Current solutions presented by many proposals demanding employee layoffs and cutting
down operations is very disheartening when the solution can be found in simply working
smarter and simpler without even using complex computer systems. The author proposes:
“Recognising that things go wrong because procedures are not followed or adhered to
strictly is the source of many woes in organisations or individual lives”
Workflow solutions would help in putting the stop-plug in the leakage of resources.
Workflow is concerned with the automation of procedures where documents, information
or tasks are passed between participants according to a defined set of rules to achieve, or
contribute to, an overall business goal. Whilst workflow may be manually organised, in
practice most workflow is normally organised within the context of an IT system to
provide computerised support for the procedural automation.
For instance, it is common knowledge that one does not put his shoes on and then
followed by his socks, or one does not put on warm coat on and then the shirt or dress
over it! It is common knowledge that one does not put a tea bag in a mug full of cold
water and later boil it! It is knowledge of what comes first, then second, then third etc
that will help many organisations and individuals to attain better results in even basic
operations in business and individual lives.
The fear of technology has been exaggerated by those who thrive on the shortcomings of
the systems and like exploiting the status quo because it makes them seem more valuable
and non-expendable. If technology is regarded as being a complex issue, think about
what is actually happening in real life. Consider the 7 year old child who has learnt to use
the X-box, play station, surf the internet and in some extreme cases use a mobile phone.

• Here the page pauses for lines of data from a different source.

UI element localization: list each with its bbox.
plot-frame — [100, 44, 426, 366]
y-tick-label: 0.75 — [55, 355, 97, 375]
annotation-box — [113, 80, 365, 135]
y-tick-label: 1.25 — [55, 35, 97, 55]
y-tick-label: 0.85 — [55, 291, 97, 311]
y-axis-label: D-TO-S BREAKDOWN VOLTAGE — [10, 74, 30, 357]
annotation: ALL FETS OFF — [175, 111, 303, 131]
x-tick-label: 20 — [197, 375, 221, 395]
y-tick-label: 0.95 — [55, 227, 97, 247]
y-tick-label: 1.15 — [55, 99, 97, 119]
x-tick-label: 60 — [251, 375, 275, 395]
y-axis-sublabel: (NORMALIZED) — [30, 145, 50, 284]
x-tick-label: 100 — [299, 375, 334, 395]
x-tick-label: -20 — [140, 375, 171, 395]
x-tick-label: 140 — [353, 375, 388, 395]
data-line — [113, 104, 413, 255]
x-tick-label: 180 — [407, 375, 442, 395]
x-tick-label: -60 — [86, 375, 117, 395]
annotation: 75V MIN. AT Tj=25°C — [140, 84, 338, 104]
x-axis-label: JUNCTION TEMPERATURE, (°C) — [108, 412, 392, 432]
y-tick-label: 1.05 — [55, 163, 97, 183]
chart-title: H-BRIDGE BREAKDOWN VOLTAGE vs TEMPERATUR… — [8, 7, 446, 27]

Think of the complex games that Sony and Microsoft have peddled on the market that
teenagers spend precious man hours attempting to complete in record times! Teenagers
today spend record production man-hours completing complex games that demand a lot
of complex brain use than most technology enthusiasts would like to admit.
Smart phones like IPhones, HTC series or Samsung phones on the market are now found
on the remotest parts of poverty ravaged third-world Countries and are used effectively
for communication, social networking like Facebook, email and even business
transactions. The idea that technology is complex is hence defeated by such examples of
how easily humans adapt to the introduction of new things. Therefore, it is not factual to
claim that technology is complex but rather that it is simply misunderstood to mean
something else when in fact, it is in use in our daily lives from when we wake up to when
we lay down to rest.
The Workflow management community has attempted to simplify the essence of
procedures being the major culprit of poor results if not adhered to. The use of computers
has simply enhanced the argument that if procedures are followed with particular order
whilst using enhanced help from computer systems, then the results that are attained
bring about higher productivity and quality results required in these dreary economic
circumstances. In surmising, Workflow Management at its simplest is the movement of
documents and/or tasks through a work process. More specifically, workflow is the
operational aspect of a work procedure: how tasks are structured, who performs them,
what their relative order is, how they are synchronized, how information flows to support
the tasks and how tasks are being tracked.
As the dimension of time is considered in Workflow, Workflow considers "throughput"
as a distinct measure. Organisations need to understand that without the use of common
sense in work procedures, there will always be the fear of failure that is exaggerated and
peddled by dinosaur employees and Corporations that are on their way out.